JAVA Hyphenator using Coldfusion

138 views Asked by At

I was hoping someone can help with the implementation of TeXHyphenator-J using CFML.

I am using the JavaLoader.cfc to create a ColdFusion object of TeXHyphenator-J (as in the code below). When running the code I don't get any errors and a string is returned.

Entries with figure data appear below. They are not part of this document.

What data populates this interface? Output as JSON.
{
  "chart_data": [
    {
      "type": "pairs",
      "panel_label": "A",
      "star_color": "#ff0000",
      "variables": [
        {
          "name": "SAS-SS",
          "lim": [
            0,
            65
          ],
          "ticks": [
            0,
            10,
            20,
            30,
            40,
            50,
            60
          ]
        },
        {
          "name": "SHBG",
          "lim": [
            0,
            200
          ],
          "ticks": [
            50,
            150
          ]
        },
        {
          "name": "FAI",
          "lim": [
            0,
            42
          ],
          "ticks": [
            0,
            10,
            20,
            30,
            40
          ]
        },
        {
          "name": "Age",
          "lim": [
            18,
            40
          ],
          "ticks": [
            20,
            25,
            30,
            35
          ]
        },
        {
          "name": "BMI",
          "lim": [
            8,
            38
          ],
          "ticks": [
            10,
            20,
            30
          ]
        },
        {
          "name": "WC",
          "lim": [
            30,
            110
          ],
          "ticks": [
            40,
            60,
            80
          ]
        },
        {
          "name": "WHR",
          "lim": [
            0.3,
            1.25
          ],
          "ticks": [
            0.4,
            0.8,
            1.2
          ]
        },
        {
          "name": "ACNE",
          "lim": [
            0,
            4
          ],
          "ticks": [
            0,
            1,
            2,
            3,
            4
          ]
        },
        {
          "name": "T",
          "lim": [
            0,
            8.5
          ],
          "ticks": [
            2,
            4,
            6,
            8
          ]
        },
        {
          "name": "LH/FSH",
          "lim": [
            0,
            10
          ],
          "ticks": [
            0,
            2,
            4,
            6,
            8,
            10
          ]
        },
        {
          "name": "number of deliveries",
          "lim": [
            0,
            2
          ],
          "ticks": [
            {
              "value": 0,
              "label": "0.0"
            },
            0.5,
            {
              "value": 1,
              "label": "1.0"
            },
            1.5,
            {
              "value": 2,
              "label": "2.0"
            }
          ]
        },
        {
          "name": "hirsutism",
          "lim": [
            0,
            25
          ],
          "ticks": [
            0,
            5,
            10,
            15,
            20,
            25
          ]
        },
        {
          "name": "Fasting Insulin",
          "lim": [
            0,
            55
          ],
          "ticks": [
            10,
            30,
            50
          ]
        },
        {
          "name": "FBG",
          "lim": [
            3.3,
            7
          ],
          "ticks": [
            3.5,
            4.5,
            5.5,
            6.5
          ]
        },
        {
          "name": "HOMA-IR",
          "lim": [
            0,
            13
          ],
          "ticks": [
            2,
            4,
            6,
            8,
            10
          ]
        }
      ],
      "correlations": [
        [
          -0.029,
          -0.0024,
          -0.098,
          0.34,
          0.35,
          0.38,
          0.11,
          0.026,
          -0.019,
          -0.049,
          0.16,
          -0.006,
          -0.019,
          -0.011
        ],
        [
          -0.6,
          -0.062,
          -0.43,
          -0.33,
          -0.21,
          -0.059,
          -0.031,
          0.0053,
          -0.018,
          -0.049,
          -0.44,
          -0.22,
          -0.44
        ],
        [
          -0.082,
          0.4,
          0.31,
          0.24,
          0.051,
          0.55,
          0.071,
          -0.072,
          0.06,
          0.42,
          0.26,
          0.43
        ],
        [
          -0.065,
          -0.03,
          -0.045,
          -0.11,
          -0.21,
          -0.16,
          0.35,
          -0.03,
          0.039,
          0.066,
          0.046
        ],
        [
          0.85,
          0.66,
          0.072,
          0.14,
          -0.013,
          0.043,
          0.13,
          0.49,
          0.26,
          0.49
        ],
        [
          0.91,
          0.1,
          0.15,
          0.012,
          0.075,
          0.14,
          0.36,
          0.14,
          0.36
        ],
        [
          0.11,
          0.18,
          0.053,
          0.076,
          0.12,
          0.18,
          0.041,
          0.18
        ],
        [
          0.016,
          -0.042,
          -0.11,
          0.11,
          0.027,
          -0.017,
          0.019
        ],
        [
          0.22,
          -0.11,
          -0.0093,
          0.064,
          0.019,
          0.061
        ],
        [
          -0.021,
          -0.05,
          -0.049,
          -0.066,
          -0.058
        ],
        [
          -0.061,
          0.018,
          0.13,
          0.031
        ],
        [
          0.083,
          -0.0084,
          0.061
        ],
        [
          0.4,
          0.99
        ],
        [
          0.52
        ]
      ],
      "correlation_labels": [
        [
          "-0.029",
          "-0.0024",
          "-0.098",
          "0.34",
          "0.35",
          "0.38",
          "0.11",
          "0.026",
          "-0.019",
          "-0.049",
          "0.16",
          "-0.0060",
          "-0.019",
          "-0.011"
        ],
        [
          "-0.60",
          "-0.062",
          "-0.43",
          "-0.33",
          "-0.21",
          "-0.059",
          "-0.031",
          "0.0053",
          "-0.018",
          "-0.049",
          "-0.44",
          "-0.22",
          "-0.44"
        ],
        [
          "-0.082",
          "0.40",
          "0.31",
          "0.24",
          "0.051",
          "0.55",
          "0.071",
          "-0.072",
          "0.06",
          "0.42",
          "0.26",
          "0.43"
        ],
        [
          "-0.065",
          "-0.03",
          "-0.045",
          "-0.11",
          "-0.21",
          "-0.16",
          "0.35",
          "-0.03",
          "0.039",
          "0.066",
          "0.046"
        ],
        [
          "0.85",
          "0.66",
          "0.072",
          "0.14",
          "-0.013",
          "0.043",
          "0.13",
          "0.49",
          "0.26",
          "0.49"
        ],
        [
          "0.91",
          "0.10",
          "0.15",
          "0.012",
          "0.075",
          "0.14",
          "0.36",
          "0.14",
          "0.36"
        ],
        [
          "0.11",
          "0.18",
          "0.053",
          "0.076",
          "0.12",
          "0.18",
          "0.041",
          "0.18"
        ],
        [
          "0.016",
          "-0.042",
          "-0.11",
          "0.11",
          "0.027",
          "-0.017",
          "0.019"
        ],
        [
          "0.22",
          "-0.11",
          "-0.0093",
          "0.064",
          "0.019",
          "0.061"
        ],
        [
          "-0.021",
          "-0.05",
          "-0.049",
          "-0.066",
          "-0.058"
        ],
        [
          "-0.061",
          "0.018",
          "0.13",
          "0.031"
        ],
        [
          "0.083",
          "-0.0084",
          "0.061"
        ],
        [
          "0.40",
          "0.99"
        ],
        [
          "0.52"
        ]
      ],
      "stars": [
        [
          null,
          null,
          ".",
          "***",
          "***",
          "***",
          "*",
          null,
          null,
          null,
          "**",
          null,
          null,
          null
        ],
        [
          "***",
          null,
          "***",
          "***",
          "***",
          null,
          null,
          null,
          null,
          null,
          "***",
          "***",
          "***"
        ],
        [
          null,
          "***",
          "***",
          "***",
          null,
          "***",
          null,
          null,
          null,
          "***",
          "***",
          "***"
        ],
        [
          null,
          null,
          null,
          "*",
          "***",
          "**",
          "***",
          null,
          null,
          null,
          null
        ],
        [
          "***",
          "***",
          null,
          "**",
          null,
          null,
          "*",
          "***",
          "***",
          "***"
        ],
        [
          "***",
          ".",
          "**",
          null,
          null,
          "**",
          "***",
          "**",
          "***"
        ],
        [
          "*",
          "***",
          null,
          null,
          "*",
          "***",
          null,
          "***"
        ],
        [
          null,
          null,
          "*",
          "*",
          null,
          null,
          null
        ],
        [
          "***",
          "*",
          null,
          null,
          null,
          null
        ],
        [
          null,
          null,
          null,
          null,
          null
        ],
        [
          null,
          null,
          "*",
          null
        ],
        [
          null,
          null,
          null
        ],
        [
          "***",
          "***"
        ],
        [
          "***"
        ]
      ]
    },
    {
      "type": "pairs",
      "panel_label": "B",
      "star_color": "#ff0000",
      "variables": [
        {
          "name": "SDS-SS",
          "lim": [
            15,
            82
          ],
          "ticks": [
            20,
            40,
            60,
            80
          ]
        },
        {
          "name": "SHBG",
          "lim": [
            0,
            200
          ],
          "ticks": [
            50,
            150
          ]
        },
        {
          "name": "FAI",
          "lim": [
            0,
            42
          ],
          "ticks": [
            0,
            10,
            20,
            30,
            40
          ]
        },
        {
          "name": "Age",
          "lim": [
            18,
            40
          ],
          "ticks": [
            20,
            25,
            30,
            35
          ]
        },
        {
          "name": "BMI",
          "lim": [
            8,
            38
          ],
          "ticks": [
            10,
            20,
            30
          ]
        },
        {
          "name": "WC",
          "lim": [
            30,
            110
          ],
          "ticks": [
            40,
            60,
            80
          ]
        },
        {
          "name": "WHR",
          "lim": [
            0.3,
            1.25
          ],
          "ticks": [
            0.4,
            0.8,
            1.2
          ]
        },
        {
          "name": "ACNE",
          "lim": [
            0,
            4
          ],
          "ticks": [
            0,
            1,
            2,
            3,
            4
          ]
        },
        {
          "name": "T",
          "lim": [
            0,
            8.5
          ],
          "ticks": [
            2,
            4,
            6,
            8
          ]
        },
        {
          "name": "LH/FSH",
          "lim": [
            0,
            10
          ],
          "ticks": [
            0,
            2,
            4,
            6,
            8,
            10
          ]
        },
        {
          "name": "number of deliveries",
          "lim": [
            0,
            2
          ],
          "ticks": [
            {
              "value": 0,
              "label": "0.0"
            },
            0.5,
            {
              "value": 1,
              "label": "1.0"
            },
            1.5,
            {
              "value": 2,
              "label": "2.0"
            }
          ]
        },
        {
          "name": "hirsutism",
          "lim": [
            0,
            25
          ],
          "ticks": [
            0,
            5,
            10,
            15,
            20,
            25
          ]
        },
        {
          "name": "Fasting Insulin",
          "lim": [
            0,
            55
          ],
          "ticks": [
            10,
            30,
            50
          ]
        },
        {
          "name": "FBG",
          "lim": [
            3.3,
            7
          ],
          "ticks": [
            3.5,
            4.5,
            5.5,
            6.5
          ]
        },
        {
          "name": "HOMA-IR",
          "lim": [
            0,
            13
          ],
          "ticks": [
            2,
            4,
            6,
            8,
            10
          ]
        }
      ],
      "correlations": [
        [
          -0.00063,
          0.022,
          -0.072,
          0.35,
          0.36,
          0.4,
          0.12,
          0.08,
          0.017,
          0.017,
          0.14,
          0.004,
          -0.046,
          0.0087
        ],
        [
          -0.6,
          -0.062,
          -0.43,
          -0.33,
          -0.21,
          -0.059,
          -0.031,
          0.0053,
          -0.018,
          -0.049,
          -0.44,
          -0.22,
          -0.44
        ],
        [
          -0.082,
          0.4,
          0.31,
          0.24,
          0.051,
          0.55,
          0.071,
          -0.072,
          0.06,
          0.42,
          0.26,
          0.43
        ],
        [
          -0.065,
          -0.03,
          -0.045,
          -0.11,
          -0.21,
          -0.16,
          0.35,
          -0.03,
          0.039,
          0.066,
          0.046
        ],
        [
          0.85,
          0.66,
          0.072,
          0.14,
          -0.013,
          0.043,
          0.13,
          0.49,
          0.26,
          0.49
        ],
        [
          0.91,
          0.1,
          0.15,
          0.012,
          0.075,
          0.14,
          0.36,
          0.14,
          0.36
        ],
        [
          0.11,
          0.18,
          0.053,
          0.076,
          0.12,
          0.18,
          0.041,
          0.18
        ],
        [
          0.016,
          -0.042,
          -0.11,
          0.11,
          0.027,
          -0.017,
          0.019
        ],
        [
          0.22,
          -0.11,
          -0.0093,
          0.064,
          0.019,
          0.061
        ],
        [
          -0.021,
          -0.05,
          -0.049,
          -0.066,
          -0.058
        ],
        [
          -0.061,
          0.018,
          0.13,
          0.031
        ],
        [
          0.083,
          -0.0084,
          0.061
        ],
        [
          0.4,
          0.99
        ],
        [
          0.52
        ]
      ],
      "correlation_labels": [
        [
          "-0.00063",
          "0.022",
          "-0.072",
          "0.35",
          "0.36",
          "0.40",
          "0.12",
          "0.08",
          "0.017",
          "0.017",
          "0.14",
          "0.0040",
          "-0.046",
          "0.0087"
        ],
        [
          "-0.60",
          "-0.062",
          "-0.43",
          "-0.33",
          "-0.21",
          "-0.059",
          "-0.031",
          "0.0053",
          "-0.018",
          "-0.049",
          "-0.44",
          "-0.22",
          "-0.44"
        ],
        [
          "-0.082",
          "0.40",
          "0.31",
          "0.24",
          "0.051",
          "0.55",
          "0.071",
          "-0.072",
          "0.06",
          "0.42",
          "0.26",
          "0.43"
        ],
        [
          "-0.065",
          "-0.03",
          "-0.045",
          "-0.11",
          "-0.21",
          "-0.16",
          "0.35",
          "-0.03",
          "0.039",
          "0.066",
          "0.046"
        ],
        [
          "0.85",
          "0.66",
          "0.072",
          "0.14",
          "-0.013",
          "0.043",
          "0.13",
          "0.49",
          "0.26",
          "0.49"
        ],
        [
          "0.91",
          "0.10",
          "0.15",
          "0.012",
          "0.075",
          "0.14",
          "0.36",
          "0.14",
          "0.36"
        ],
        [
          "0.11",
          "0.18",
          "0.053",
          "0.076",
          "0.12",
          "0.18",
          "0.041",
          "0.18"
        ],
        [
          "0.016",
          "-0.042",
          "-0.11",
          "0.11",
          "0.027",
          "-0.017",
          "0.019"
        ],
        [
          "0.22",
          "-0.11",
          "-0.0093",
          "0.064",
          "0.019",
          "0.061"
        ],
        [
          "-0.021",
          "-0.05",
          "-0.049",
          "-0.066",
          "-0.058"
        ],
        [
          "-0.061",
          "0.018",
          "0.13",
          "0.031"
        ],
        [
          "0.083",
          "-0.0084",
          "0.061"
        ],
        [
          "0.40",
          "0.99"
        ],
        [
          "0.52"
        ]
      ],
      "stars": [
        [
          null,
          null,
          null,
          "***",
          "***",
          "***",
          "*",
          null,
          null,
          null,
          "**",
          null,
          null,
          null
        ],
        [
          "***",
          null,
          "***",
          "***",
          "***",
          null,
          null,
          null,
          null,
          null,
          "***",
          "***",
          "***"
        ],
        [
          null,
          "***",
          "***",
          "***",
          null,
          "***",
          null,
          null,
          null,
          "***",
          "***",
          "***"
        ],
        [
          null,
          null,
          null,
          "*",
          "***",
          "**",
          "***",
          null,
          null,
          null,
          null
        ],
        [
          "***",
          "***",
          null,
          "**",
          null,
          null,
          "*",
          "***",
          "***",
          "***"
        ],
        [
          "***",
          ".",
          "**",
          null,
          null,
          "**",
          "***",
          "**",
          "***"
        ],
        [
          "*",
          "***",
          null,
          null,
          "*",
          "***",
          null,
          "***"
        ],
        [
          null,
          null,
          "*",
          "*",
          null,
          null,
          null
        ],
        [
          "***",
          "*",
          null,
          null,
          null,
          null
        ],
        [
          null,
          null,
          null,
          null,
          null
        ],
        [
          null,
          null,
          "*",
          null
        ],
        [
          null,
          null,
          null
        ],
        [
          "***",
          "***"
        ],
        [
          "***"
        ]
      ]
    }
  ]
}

However it isn't hyphenated?

<!--- Load Javaloader --->
<cfset paths    = arrayNew(1)>
<cfset paths[1] = expandPath("assets/Hyphenator/texhyphj.jar")>
<cfset loader   = createObject("component", "assets.javaloader.JavaLoader").init(paths)>

<!--- Create buffered stream to TeX file --->
<cfset FileInputStream = createobject("java", "java.io.FileInputStream").init(expandPath("assets/Hyphenator/hyphen.tex"))>
<cfset BufferedInputStream = createobject("java","java.io.BufferedInputStream").init(FileInputStream)>

<!--- Initiate Hyphenator --->
<cfset h = loader.create('net.davidashen.text.Hyphenator').init()>
<!--- load the TeX table into Hyphenator --->
<cfset h.loadTable(BufferedInputStream)>
<!--- Get hyphenated string, Hyphenator should return as-so-ci-ate --->
<cfset retStr = h.hyphenate('associate')>

<cfdump var="#retStr#">
1

There are 1 answers

0
Leigh On

however it isn't hyphenated

While not immediately obvious, the returned value actually is hyphenated. The chosen hyphen character, ie \u00ad just is not visible. Dumping each character in the string shows the soft hyphens have an ascii value of 173:

97  : a
115 : s
173 : ­    <== soft hyphen
115 : s
111 : o
173 : ­    <== soft hyphen
99  : c
105 : i
97  : a
116 : t
101 : e

So one simple solution would be to replace that character with a standard hyphen:

newString = replace(retStr, chr(173), "-", "all")

Side note, running the same example directly in java also yielded "as-so-ciate", not "as-so-ci-ate".